The transformative impacts of this pandemic prompt fundamental questions. Do people have the same enthusiasm for working in your workplace?

Given they've had some time to think because perhaps they haven't been traveling in the car for an hour or two to get to work. And then instead of that, they've taken that time to be with their families or doing something else that was interesting to them.

So they may not have the same enthusiasm. So how do you then reconnect them? Re-engage them? Redefine their role within your workplace?

Is it time for new realities and what would those new realities look like? How would they be achieved? So if the new reality is that you've got a workforce that has been working remotely and no longer wants to work in the office, or they've been stood down and not working at all. And now they're not sure how they want to come back to work.

These are extraordinary times that call for extraordinary responses.
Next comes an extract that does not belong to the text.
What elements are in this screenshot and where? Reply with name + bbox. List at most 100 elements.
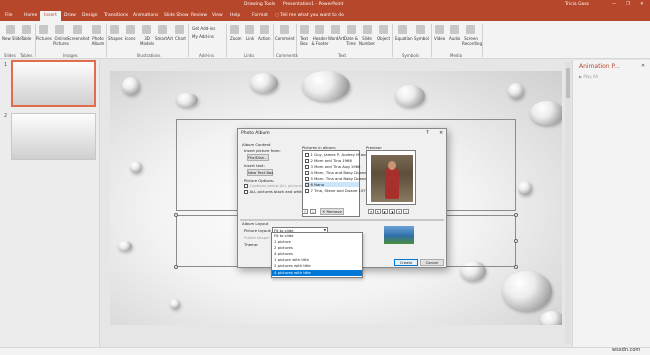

It's not a time for you to plan for your workplace. It's a time for you to plan WITH your workforce. And what's really critical. I'll say that again. It's not a time for you to plan for your work force. It's a time for you to plan WITH them.

COVID-19 will undoubtedly prompt a new round of thinking about how workpalces can be reimagined for all sorts of reasons. People's perceptions and attachments to places is changing perhaps forever. Decisions on where to go from here will be better made if you, as the business owner, understand how your employees are redefining their sense of place in this time of profound upheaval.